Please read this question carefully before closing it as a duplicate, though if it is an honest duplicate I’ll be happy to know about it. This is a generalization of Find any one of multiple possible repeated integers in a list.
Given any set S of N distinct
integers, and any array A of
length N+1 each entry of which is
taken from S, what is the best
algorithm to find some (there must be
at least one) repeated entry of A?
NOTE: There could be multiple repeated entries in A, and any entry could be repeated multiple times.
As Nemo points out, the trivial solution takes O(1) space and O(N^2) time. I’m looking for a solution that improves the time without compromising the space too much. To be precise, the solution(s) I’m looking for:
- Returns a value a that appears in A at least twice,
- Uses at most O(log N) space without modifying A, and
- Takes less than O(N^2) time
EDIT: The set S is there to ensure that the array A has at least one repeated entry.
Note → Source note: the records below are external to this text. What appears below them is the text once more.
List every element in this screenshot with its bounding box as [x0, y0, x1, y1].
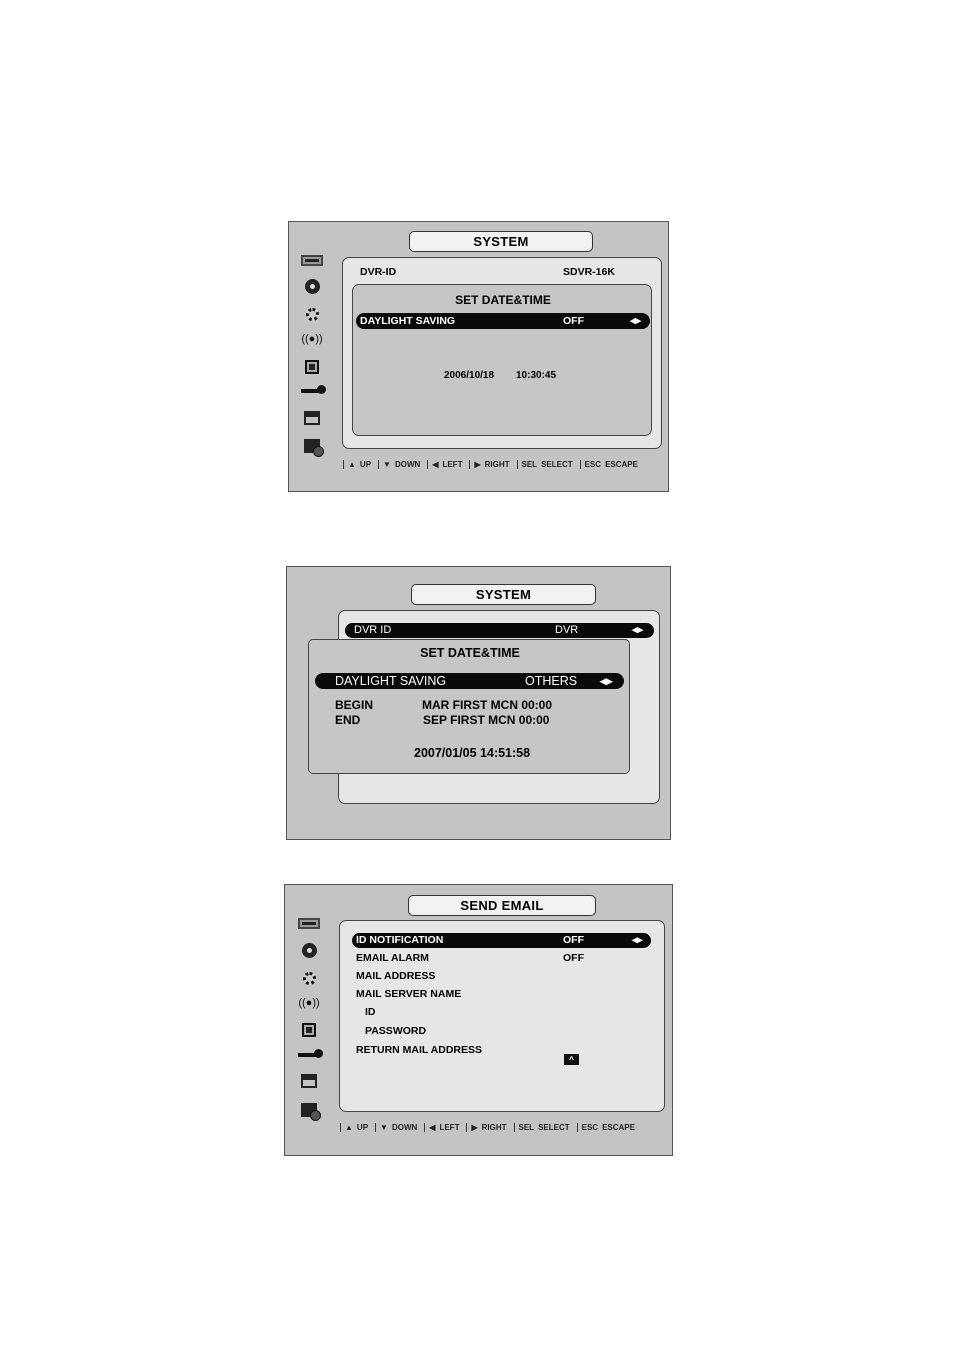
daylight-saving-label: DAYLIGHT SAVING: [335, 674, 447, 688]
alarm-icon[interactable]: ((●)): [295, 993, 323, 1013]
daylight-saving-value: OFF: [563, 315, 584, 327]
end-value[interactable]: SEP FIRST MCN 00:00: [423, 713, 549, 727]
id-notification-label: ID NOTIFICATION: [356, 934, 444, 946]
help-right: RIGHT: [484, 460, 510, 469]
help-esc-key: ESC: [584, 460, 602, 469]
begin-label: BEGIN: [335, 698, 374, 712]
daylight-saving-label: DAYLIGHT SAVING: [360, 315, 456, 327]
current-time: 10:30:45: [516, 370, 557, 381]
network-icon[interactable]: [298, 408, 326, 428]
left-right-arrows-icon: ◂▸: [630, 315, 642, 327]
dvr-id-label: DVR ID: [354, 624, 392, 636]
help-up: UP: [359, 460, 372, 469]
id-notification-value: OFF: [563, 934, 584, 946]
date-time-subpanel: SET DATE&TIME DAYLIGHT SAVING OFF ◂▸ 200…: [352, 284, 652, 436]
computer-icon[interactable]: [298, 357, 326, 377]
daylight-saving-row[interactable]: DAYLIGHT SAVING OFF ◂▸: [356, 313, 650, 329]
system-date-time-others-screen: SYSTEM DVR ID DVR ◂▸ SET DATE&TIME DAYLI…: [286, 566, 671, 840]
main-panel: DVR-ID SDVR-16K SET DATE&TIME DAYLIGHT S…: [342, 257, 662, 449]
screen-title: SEND EMAIL: [408, 895, 596, 916]
down-arrow-icon: ▼: [383, 460, 391, 469]
help-sel-key: SEL: [521, 460, 538, 469]
dvr-id-row[interactable]: DVR ID DVR ◂▸: [345, 623, 654, 638]
help-esc-key: ESC: [581, 1123, 599, 1132]
down-arrow-icon: ▼: [380, 1123, 388, 1132]
disk-icon[interactable]: [298, 276, 326, 296]
settings-row-id-notification[interactable]: ID NOTIFICATION OFF ◂▸: [352, 933, 651, 948]
help-left: LEFT: [442, 460, 463, 469]
key-icon[interactable]: [298, 381, 326, 401]
help-select: SELECT: [541, 460, 573, 469]
dvr-id-label: DVR-ID: [360, 266, 397, 278]
alarm-icon[interactable]: ((●)): [298, 329, 326, 349]
daylight-saving-row[interactable]: DAYLIGHT SAVING OTHERS ◂▸: [315, 673, 624, 689]
disk-computer-icon[interactable]: [295, 1100, 323, 1121]
left-right-arrows-icon: ◂▸: [632, 934, 643, 946]
email-alarm-value[interactable]: OFF: [563, 952, 584, 964]
begin-value[interactable]: MAR FIRST MCN 00:00: [422, 698, 552, 712]
subpanel-title: SET DATE&TIME: [455, 293, 551, 307]
monitor-icon[interactable]: [295, 913, 323, 933]
help-escape: ESCAPE: [602, 1123, 635, 1132]
current-date-time: 2007/01/05 14:51:58: [414, 746, 531, 760]
left-arrow-icon: ◀: [432, 460, 439, 469]
help-up: UP: [356, 1123, 369, 1132]
password-label[interactable]: PASSWORD: [365, 1025, 426, 1037]
help-select: SELECT: [538, 1123, 570, 1132]
return-mail-address-label[interactable]: RETURN MAIL ADDRESS: [356, 1044, 482, 1056]
left-right-arrows-icon: ◂▸: [632, 624, 644, 636]
dvr-id-value: SDVR-16K: [563, 266, 615, 278]
gear-icon[interactable]: [295, 968, 323, 988]
right-arrow-icon: ▶: [471, 1123, 478, 1132]
mail-server-name-label[interactable]: MAIL SERVER NAME: [356, 988, 461, 1000]
end-label: END: [335, 713, 361, 727]
right-arrow-icon: ▶: [474, 460, 481, 469]
current-date: 2006/10/18: [444, 370, 495, 381]
email-settings-panel: ID NOTIFICATION OFF ◂▸ EMAIL ALARM OFF M…: [339, 920, 665, 1112]
date-time-subpanel: SET DATE&TIME DAYLIGHT SAVING OTHERS ◂▸ …: [308, 639, 630, 774]
scroll-up-button[interactable]: ^: [564, 1054, 579, 1065]
left-arrow-icon: ◀: [429, 1123, 436, 1132]
help-sel-key: SEL: [518, 1123, 535, 1132]
dvr-id-value: DVR: [555, 624, 579, 636]
key-icon[interactable]: [295, 1045, 323, 1065]
help-escape: ESCAPE: [605, 460, 638, 469]
disk-icon[interactable]: [295, 940, 323, 960]
screen-title: SYSTEM: [409, 231, 593, 252]
monitor-icon[interactable]: [298, 250, 326, 270]
mail-address-label[interactable]: MAIL ADDRESS: [356, 970, 435, 982]
system-date-time-screen: SYSTEM ((●)) DVR-ID SDVR-16K SET DATE&TI…: [288, 221, 669, 492]
send-email-screen: SEND EMAIL ((●)) ID NOTIFICATION OFF ◂▸ …: [284, 884, 673, 1156]
left-right-arrows-icon: ◂▸: [600, 674, 613, 688]
screen-title: SYSTEM: [411, 584, 596, 605]
subpanel-title: SET DATE&TIME: [420, 646, 520, 660]
gear-icon[interactable]: [298, 304, 326, 324]
email-alarm-label[interactable]: EMAIL ALARM: [356, 952, 429, 964]
help-bar: ▲ UP ▼ DOWN ◀ LEFT ▶ RIGHT SEL SELECT ESC ESCAPE: [340, 460, 642, 470]
help-down: DOWN: [391, 1123, 418, 1132]
up-arrow-icon: ▲: [348, 460, 356, 469]
computer-icon[interactable]: [295, 1020, 323, 1040]
help-left: LEFT: [439, 1123, 460, 1132]
disk-computer-icon[interactable]: [298, 436, 326, 457]
help-down: DOWN: [394, 460, 421, 469]
help-right: RIGHT: [481, 1123, 507, 1132]
network-icon[interactable]: [295, 1071, 323, 1091]
daylight-saving-value: OTHERS: [525, 674, 578, 688]
up-arrow-icon: ▲: [345, 1123, 353, 1132]
help-bar: ▲ UP ▼ DOWN ◀ LEFT ▶ RIGHT SEL SELECT ESC ESCAPE: [337, 1123, 639, 1133]
id-label[interactable]: ID: [365, 1006, 376, 1018]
For this problem, do not assume that you have S given to you as an ordered set. You can query S (boolean to return true is s in S and false otherwise) and you can query A (call for A[i]), but that’s all. Any solution that sorts A or S exceeds the space limit.
This generalization invalidates my pointer solution to the original question (which has O(1) space and O(N) time), and the space constraint I’m imposing invalidates fiver’s solution (which has O(N) space and time).
This algorithm is similar to Justin Simon’s, but the key point is how to compute the median (or the kth element) of S using just O(1) space efficiently.
Here is that key algorithm, which is randomized:
Set lower equal to the minimum element of S and upper equal to the maximum element of S. Pick a random element x from S that is between lower and upper (this costs at most O(n) expected time). Compute the rank of x (O(n) time). If x’s rank is too low, set lower to the successor of x (O(n) time), else set upper equal to the predecessor of x (O(n) time). Repeat until lower equals upper.
Note that each iteration costs O(n) in expectation and there are O(lg n) iterations in expectation so the expected time cost is O(n lg n) and space usage is O(1) since we only store lower and upper.
Using this ability to select the kth element, we can then use the pigeonhole principle as suggested in the original question to find increasingly small segments of S that contain too many elements to all be distinct, using O(lg n) linear scans of A and O(1) space to store the relevant sums of elements in each region. Each such iteration costs O(n) in addition to the O(n lg n) cost of finding the kth element, and there are O(lg n) iterations, so the total cost is O(n lg^2 n).